This morning I was cruising my blog list and ran into a good discussion over at TaniaWrites (worth reading). Who exactly are we competing against when we enter writing contests? THE ANSWER: Everybody and their mothers plus writers who are established. One example Tania gives is a writer who won a recent Narrative Magazine competition, Gina Ochsner.
Tania poses a provocative question. "Now, Gina Ochsner, a very fine writer, has published two short story collections and I see her name in many literary magazines, including the New Yorker. I don't doubt that her prize-winning story is worthy of the prize - but my questions would be, Should she still be entering these comps, given that she doesn't need the exposure/fame as much as some of us?"

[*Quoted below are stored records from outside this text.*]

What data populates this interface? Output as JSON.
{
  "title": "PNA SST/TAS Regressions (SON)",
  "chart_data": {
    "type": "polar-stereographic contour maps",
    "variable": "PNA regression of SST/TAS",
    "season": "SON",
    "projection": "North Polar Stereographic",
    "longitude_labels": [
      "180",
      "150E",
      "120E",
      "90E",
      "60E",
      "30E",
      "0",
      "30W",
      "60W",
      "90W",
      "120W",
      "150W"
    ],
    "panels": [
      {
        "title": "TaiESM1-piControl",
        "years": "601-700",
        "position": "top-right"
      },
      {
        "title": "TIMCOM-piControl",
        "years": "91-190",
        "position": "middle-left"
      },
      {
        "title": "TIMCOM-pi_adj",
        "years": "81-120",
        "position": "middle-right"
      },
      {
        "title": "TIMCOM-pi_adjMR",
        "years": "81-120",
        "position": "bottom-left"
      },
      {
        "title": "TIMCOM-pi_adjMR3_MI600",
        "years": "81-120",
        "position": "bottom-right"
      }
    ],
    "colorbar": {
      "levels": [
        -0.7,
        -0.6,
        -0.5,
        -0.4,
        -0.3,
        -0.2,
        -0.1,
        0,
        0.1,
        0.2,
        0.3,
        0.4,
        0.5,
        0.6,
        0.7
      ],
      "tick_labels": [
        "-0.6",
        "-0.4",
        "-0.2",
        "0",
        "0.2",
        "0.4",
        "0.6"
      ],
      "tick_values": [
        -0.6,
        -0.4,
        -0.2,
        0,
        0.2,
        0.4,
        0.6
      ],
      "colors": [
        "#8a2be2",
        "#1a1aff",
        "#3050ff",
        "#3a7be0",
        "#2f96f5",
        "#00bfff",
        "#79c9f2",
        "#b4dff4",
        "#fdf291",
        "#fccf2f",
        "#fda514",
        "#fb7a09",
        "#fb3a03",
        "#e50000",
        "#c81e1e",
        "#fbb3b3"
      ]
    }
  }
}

Here is my comment left at Tania's Blog:
Provocative discussion, as always, Tania. As a writer with only a small sprinkling of publications, I find it disheartening to hear that those who have achieved what I consider a terrific amount of success--the New Yorker,for goodness sake--should feel inclined to enter competitions, especially if the competitions aren't blind ones. Knowing the identity of a entrant must influence the selection process, even if an editor tries to submerge that urge. Who you are and where you've been in print certainly matters in mainstream publishing.
The New Yorker is one of the most difficult mags to get into. The editors seem to go back to the same known ( and admittedly wonderful)authors time and time again. I don't blame them for this. Ellery Queen does the same thing in its field too, making it really difficult for newer writers, lesser known writers particularly to break in. Also there are very few venues for publication at the commercial level. So if one wants to write a story and publish a piece to a larger audience than say THEMA, that person is already competing against many, many already established writers.
Yes, new writers need to pay their dues. One must earn the right by developing strong craft and inspired content to appear in the best publications. I know because it's taken me a long time to learn exactly what all the goes into a great story and I haven't actually gotten there yet. So I look to contests for the exposure to editors, the deadlines they provide, and the occasional feedback that's offered.
Contests have always offered an opportunity to new and emerging writers. They get the juices flowing, the butt in the chair, the close look at craft out of the writer. "Here is my chance!"
But I've always assumed that in a competition I have been competing against writers like myself, not the Joyce Carol Oates of the world.
I suppose it IS fair in the sense that the world isn't divided up by degree of effort, talent, work ethic, and genius. And there are occasional contests specifically designed for the unpublished.
I suppose, too, I need to work on getting to the next level so people can start complaining about ME!